Northwest Travel Guides
HONOLULU — Hawaii's tourism industry has seen a pattern in recent months of lower visitor arrivals but higher spending by those who travel to the islands.
Air arrivals to the islands form the U.S. mainland fell for the third straight month in August, according to Hawaii Tourism Authority monthly statistics released Thursday.
Oahu, Maui, Kauai and the Big Island all saw decreases in visitor arrivals. Statewide, total arrivals declined 4.2 percent.
Yet, overall spending grew by 2.3 percent to $1.07 billion in August, compared with the same time last year.
While Oahu and Kauai saw increases in spending, Maui saw a decline of 4.8 percent to $248.1 million and the Big Island saw a 19.4 percent decline to $105.8 million from a year ago.
Contributing to the spending increase in some places was the advantageous monetary exchange rate for markets such as Japan and Canada, said Mike McCartney, president and CEO of the tourism authority.
The authority's statistics show continued strength from Canadian visitors. Last month, arrivals from Canada rose 15.7 percent, the 14th consecutive month of double-digit growth. The increases from Canada contributed to a 2.7 percent increase in international honeymooners, the authority said.
Arrivals from Japan, a major departure point for visitors to the islands, showed the smallest decrease in four months — 2.6 percent lower compared to August 2010.
August was the fifth consecutive month of double-digit declines in visitors who went on group tours. There was a 13.1 percent drop in total group tour activities last month.
For the first eight months of the year, total spending rose 14.1 percent to $8.25 billion, compared to the same period last year.

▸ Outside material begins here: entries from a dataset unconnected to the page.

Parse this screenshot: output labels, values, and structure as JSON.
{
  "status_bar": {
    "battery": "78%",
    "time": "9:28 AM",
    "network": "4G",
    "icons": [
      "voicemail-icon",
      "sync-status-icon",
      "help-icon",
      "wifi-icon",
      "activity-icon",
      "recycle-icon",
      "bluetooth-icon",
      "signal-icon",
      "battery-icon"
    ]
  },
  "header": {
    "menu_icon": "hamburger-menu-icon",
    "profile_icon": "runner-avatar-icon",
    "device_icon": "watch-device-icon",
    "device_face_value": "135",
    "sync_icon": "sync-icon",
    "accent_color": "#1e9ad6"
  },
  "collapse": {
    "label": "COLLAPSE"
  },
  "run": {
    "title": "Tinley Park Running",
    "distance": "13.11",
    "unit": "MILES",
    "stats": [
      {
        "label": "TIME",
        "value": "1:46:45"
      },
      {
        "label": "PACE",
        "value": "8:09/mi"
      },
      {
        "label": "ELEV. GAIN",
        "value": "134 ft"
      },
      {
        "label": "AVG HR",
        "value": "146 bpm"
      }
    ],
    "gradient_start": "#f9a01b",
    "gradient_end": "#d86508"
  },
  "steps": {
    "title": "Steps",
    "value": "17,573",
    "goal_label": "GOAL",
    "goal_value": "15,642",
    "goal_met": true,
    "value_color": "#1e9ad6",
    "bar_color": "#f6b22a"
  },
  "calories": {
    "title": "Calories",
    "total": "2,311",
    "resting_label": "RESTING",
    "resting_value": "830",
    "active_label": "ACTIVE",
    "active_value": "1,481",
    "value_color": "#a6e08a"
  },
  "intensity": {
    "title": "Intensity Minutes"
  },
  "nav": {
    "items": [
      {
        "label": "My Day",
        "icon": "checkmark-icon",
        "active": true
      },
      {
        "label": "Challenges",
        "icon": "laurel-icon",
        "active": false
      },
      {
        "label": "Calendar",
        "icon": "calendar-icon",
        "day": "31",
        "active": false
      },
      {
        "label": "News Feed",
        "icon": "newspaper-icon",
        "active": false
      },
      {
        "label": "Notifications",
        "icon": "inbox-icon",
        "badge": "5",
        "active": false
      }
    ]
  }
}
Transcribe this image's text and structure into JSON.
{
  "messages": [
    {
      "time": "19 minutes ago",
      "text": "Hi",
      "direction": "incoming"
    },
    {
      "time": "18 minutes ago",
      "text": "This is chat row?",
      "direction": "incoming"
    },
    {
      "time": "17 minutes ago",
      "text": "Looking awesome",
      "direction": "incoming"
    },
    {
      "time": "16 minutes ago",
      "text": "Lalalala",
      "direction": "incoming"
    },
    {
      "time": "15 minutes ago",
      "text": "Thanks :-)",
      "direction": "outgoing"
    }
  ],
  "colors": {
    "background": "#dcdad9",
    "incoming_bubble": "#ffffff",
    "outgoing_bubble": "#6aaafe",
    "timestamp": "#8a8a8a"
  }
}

There were also 2.5 percent more arrivals, and visitors stayed for more days than last year.
McCartney said he's confident projected increases for the remainder of the year will help achieve 2011 targets.
"Most of this optimism is due to the anticipated increases in airlift from key markets such as Korea, Japan, China and Australia," he said. "And we fully expect this growth in airlift to continue well into 2012."